Adaptation of the testing facilities and diagnostic capabilities improvement
Adaptation of the testing facilities and diagnostic capabilities improvement
The final assembly will be tested to prove its functionality and performance at USTUTT, using the diagnostic tools developed at CNRS. The present USTUTT facility “Tank 12” will be adjusted to allow the operation of iodine: the sealings will be replaced, the vacuum pumps upgraded, instruments will be reviewed, and materials changed in case corrosion is to be expected. The intrusive diagnostics available in the facility to be improved for iodine-plasma characterization include Langmuir probes (LP), Faraday probes (FP), and back-vacuum retarding potential analyzer (RPA). Furthermore, the existing Laser Absorption Spectroscopy (LAS) setup will be updated in the wavelength required for iodine measurements. In addition to these measurement capabilities, CNRS diagnostic tools will enable the evaluation of the iodine singly-charged ion I+ velocity distribution function by means of Laser-Induced Fluorescence (LIF) spectroscopy. This will be obtained updating a state-of-the-art compact LIF optical setup developed at ICARE to allow detection of I+ ions in the red domain. A compact Optical Emission Spectroscopy (OES) setup will be developed to observe atomic ionic and molecular emission lines in RF discharges. With iodine, the setup will allow the observation of I, I+, I2, I2+ excited states, which provide relevant information about the plasma properties and device performances. Testing and qualification of the diagnostic tools will be performed using a 13.56 MHz radio-frequency reactor with an input power up to 1 kW, currently supplied with various atomic and molecular gases, that will be equipped with a new injection system specifically designed for iodine.

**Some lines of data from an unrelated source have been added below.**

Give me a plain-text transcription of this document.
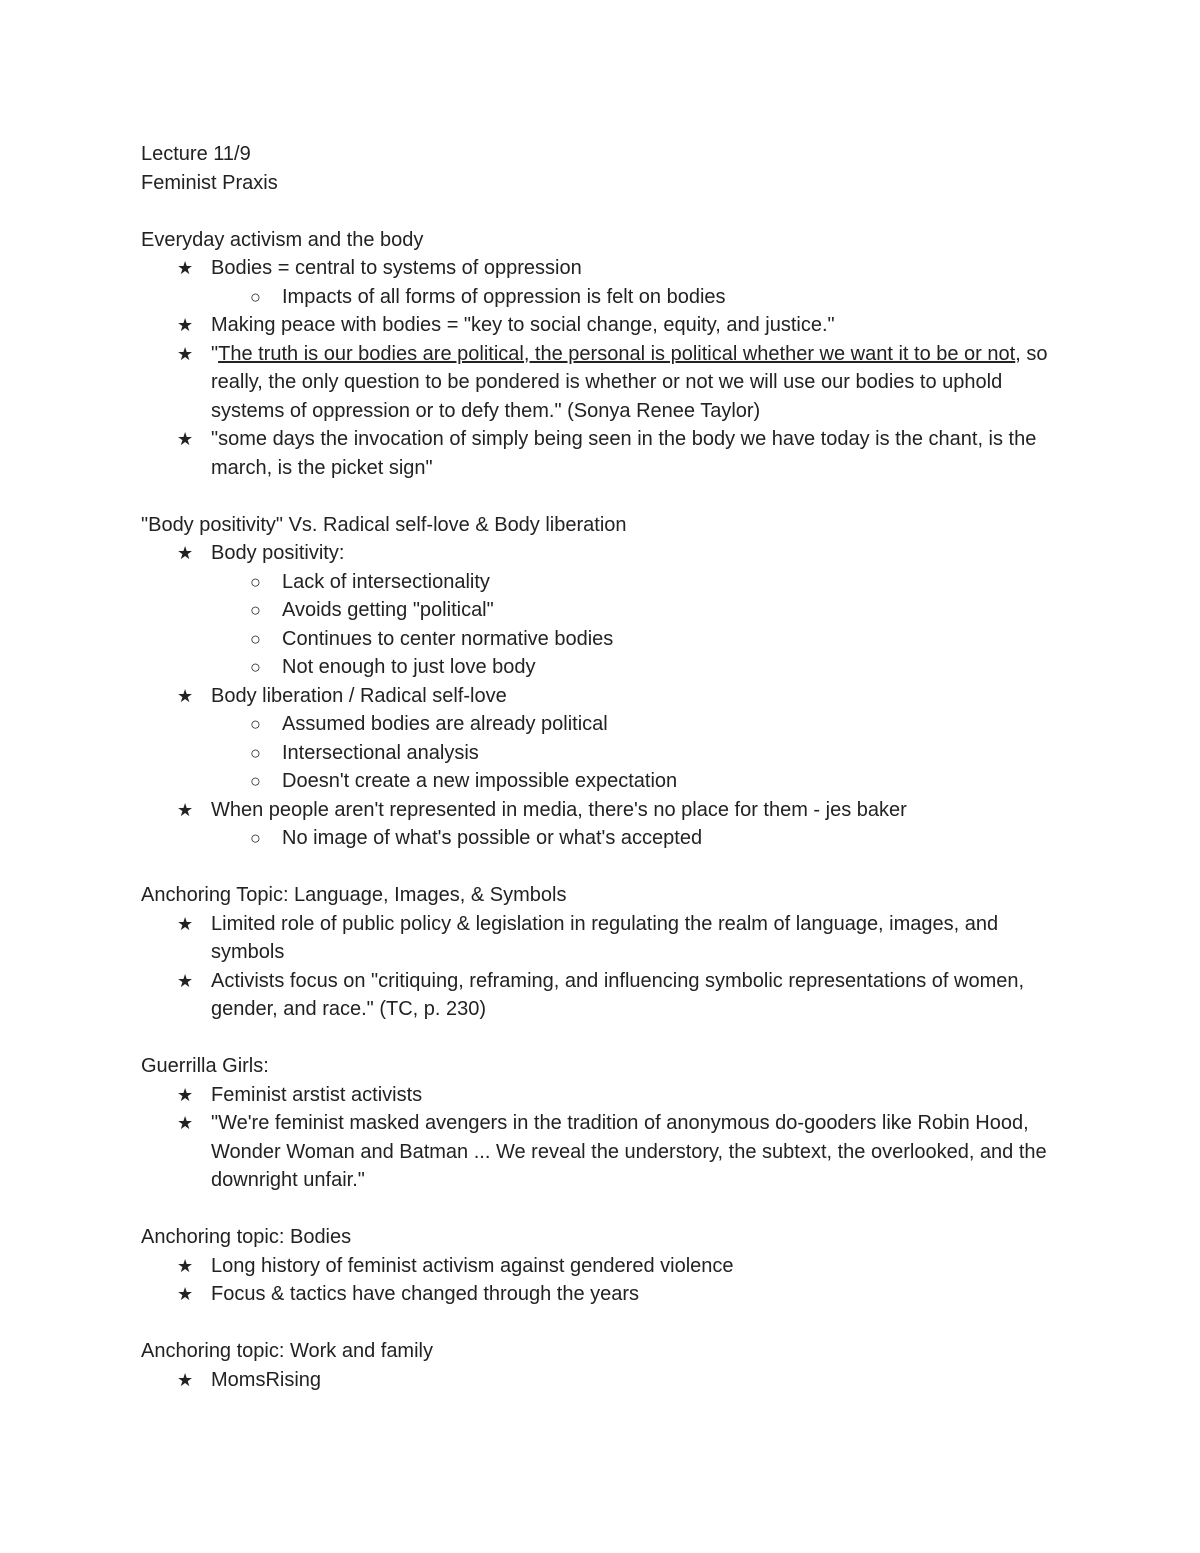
Lecture 11/9

Feminist Praxis

Everyday activism and the body

★ Bodies = central to systems of oppression
○ Impacts of all forms of oppression is felt on bodies
★ Making peace with bodies = "key to social change, equity, and justice."
★ "The truth is our bodies are political, the personal is political whether we want it to be or not, so really, the only question to be pondered is whether or not we will use our bodies to uphold systems of oppression or to defy them." (Sonya Renee Taylor)
★ "some days the invocation of simply being seen in the body we have today is the chant, is the march, is the picket sign"

"Body positivity" Vs. Radical self-love & Body liberation

★ Body positivity:
○ Lack of intersectionality
○ Avoids getting "political"
○ Continues to center normative bodies
○ Not enough to just love body
★ Body liberation / Radical self-love
○ Assumed bodies are already political
○ Intersectional analysis
○ Doesn't create a new impossible expectation
★ When people aren't represented in media, there's no place for them - jes baker
○ No image of what's possible or what's accepted

Anchoring Topic: Language, Images, & Symbols

★ Limited role of public policy & legislation in regulating the realm of language, images, and symbols
★ Activists focus on "critiquing, reframing, and influencing symbolic representations of women, gender, and race." (TC, p. 230)

Guerrilla Girls:

★ Feminist arstist activists
★ "We're feminist masked avengers in the tradition of anonymous do-gooders like Robin Hood, Wonder Woman and Batman ... We reveal the understory, the subtext, the overlooked, and the downright unfair."

Anchoring topic: Bodies

★ Long history of feminist activism against gendered violence
★ Focus & tactics have changed through the years

Anchoring topic: Work and family

★ MomsRising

The facility at USTUTT is completed by a variety of thrust measuring instruments available to characterize the performance in the range of µN-N. This includes an inverted pendulum thrust stand and a baffle plate design. The latter is further capable of mapping the cross-sectional thrust density distribution. The reliability of the reviewed instrumentation will be assessed at USTUTT via a comparison against preliminary measures accomplished on each of the building blocks by the partners charged with their realization. In addition, measurement techniques such as OES, different types of electrostatic probes as well as advanced optical diagnostics, e.g. Mach-Zehnder Interferometer (MZI), are in use for the facility.
As a result, a very complete set of diagnostics will be available to deeply characterize iodine-based electric thrusters from very low up to medium power levels (i.e., <5 kW). These instruments are mandatory to prove the achievements of the BOOST project. Moreover, an iodine-compatible vacuum facility, equipped with advanced and reliable instrumentation, will be available in a public institution for the development of the future next generation industrial applications and/or products. Finally, a number of good practices and/or standards to test iodine-propelled electric thrusters will be identified and shared with the scientific community in order to further boost the widespread diffusion of this technology.